Multitasking may seem like you are getting more done in less time but the truth is you lose time whenever you shift your attention from one task to another. Whenever possible, devote your attention to one project at a time when working on an intense or high priority task. Save multitasking for chores that are not urgent or demanding.
We all agree that some tasks are more interesting than others. The boring ones may burn through your attention span in minutes leaving you vulnerable to distractions. Your phone, the internet, and even cleaning up your workspace can seem very tempting. Make a deal with yourself: If you stay on a task for a set period of time, you will earn a 10-minute break. Reward yourself with coffee, a snack, or a breath of fresh air.
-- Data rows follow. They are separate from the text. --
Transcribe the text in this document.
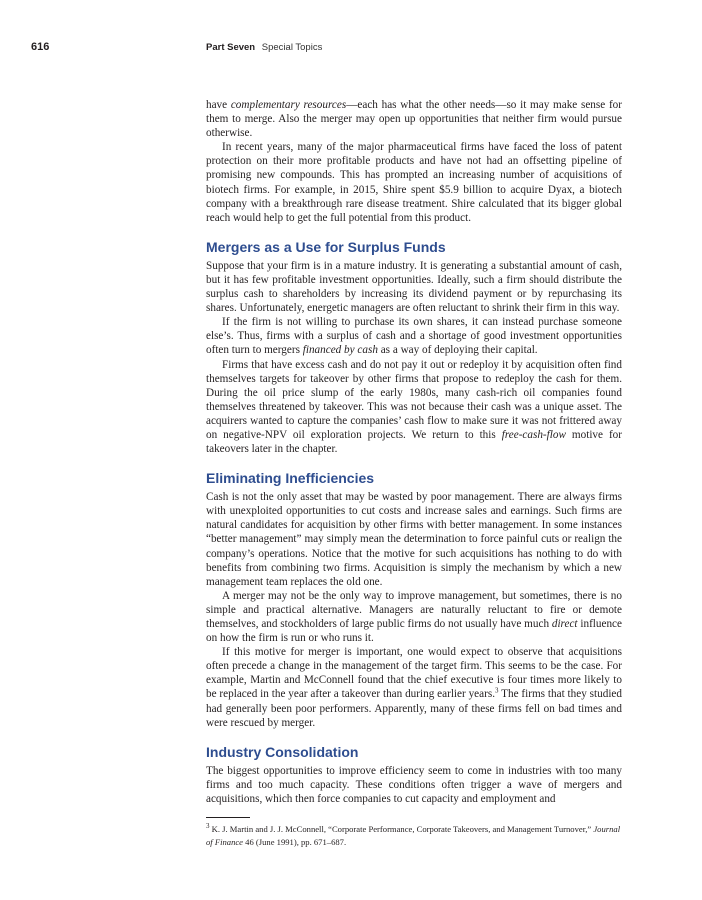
616	Part Seven Special Topics

have complementary resources—each has what the other needs—so it may make sense for them to merge. Also the merger may open up opportunities that neither firm would pursue otherwise.

In recent years, many of the major pharmaceutical firms have faced the loss of patent protection on their more profitable products and have not had an offsetting pipeline of promising new compounds. This has prompted an increasing number of acquisitions of biotech firms. For example, in 2015, Shire spent $5.9 billion to acquire Dyax, a biotech company with a breakthrough rare disease treatment. Shire calculated that its bigger global reach would help to get the full potential from this product.

Mergers as a Use for Surplus Funds

Suppose that your firm is in a mature industry. It is generating a substantial amount of cash, but it has few profitable investment opportunities. Ideally, such a firm should distribute the surplus cash to shareholders by increasing its dividend payment or by repurchasing its shares. Unfortunately, energetic managers are often reluctant to shrink their firm in this way.

If the firm is not willing to purchase its own shares, it can instead purchase someone else’s. Thus, firms with a surplus of cash and a shortage of good investment opportunities often turn to mergers financed by cash as a way of deploying their capital.

Firms that have excess cash and do not pay it out or redeploy it by acquisition often find themselves targets for takeover by other firms that propose to redeploy the cash for them. During the oil price slump of the early 1980s, many cash-rich oil companies found themselves threatened by takeover. This was not because their cash was a unique asset. The acquirers wanted to capture the companies’ cash flow to make sure it was not frittered away on negative-NPV oil exploration projects. We return to this free-cash-flow motive for takeovers later in the chapter.

Eliminating Inefficiencies

Cash is not the only asset that may be wasted by poor management. There are always firms with unexploited opportunities to cut costs and increase sales and earnings. Such firms are natural candidates for acquisition by other firms with better management. In some instances “better management” may simply mean the determination to force painful cuts or realign the company’s operations. Notice that the motive for such acquisitions has nothing to do with benefits from combining two firms. Acquisition is simply the mechanism by which a new management team replaces the old one.

A merger may not be the only way to improve management, but sometimes, there is no simple and practical alternative. Managers are naturally reluctant to fire or demote themselves, and stockholders of large public firms do not usually have much direct influence on how the firm is run or who runs it.

If this motive for merger is important, one would expect to observe that acquisitions often precede a change in the management of the target firm. This seems to be the case. For example, Martin and McConnell found that the chief executive is four times more likely to be replaced in the year after a takeover than during earlier years.$^3$ The firms that they studied had generally been poor performers. Apparently, many of these firms fell on bad times and were rescued by merger.

Industry Consolidation

The biggest opportunities to improve efficiency seem to come in industries with too many firms and too much capacity. These conditions often trigger a wave of mergers and acquisitions, which then force companies to cut capacity and employment and

$^3$ K. J. Martin and J. J. McConnell, “Corporate Performance, Corporate Takeovers, and Management Turnover,” Journal of Finance 46 (June 1991), pp. 671–687.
When you have something to look forward to boring tasks are easier to accomplish!
Worrying or Nagging Thoughts
Worrying or nagging thoughts can be a powerful distraction. Worrying about errands, housework, or even little encounters with others can make it hard to focus. To keep these thoughts from taking over your mind, write them down by making lists that need to be completed later and vent frustrations in a journal. Once these thoughts are on paper, you may be able to let them go for a while.
Even when you have few distractions, fatigue can make it difficult to concentrate. Little sleep can limit your attention span and short term memory. Instead of burning the midnight oil, make sleep a priority by giving yourself 7-9 hours of sleep a night. This will help you get more done during your waking hours. Also, pay attention to the time of day when you feel most alert then schedule your most intense tasks during that time.